Un autre fait déprimant est que la Lloyd’s Bank estime que quelque 3,3 millions de travaux de bricolage doivent être réparés par un professionnel rémunéré, à un coût moyen de plus de trois mille dollars à chaque fois.

Un électricien français que j’ai rencontré un jour m’a dit : “J’adore les bricoleurs britanniques : 75 pour cent de mon travail est de finir les travaux que vous avez commencé.” Mais au moins, j’ai essayé en premier lieu.

C’est démodé d’admettre que c’est démodé, mais certains hommes sont meilleurs en tant qu’hommes quand ils ont des rôles traditionnels qu’ils comprennent. Et le fait de travailler de nos mains nous donne un sentiment de valeur que nous n’obtiendrons jamais en produisant notre déclaration de revenus.

Il y a un avantage supplémentaire à faire du bricolage : vous obtenez plus de sexe.

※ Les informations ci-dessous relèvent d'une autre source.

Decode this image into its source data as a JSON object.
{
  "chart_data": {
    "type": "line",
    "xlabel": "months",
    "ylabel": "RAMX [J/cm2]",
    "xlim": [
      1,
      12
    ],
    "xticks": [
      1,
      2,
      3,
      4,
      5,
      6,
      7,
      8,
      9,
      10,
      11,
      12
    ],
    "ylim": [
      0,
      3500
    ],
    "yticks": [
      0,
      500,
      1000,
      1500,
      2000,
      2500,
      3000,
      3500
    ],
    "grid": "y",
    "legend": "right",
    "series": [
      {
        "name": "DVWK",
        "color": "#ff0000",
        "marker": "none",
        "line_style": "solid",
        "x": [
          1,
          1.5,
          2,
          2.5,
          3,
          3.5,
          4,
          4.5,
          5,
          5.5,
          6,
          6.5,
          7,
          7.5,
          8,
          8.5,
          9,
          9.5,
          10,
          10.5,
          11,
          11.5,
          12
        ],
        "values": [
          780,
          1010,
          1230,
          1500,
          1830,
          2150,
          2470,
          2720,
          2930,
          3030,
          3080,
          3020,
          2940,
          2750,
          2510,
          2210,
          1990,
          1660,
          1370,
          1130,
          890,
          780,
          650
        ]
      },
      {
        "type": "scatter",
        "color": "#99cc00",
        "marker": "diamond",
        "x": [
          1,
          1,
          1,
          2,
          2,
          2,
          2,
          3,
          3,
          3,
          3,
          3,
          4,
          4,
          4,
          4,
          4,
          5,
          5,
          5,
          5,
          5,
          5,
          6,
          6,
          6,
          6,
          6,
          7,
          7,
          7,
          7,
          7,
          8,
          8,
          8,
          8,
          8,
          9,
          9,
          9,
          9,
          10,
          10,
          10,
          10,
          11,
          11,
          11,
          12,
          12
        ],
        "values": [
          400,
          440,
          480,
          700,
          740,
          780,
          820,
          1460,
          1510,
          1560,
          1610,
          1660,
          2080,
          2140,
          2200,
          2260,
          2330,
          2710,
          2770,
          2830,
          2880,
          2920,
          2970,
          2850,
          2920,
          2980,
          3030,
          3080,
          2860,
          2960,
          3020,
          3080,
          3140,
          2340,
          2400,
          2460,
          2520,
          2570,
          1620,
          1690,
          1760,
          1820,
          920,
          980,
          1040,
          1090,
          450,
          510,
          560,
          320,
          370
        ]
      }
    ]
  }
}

Une étude menée par des sociologues de l’Université de Washington a révélé que les couples qui suivent les rôles traditionnels des hommes et des femmes à la maison – les femmes qui font la cuisine, le ménage et les courses, les hommes qui font le bricolage et l’entretien de la voiture – ont signalé une fréquence sexuelle accrue.

Et voilà : avec le bricolage, on est foutu si on le fait, et foutu si on ne le fait pas.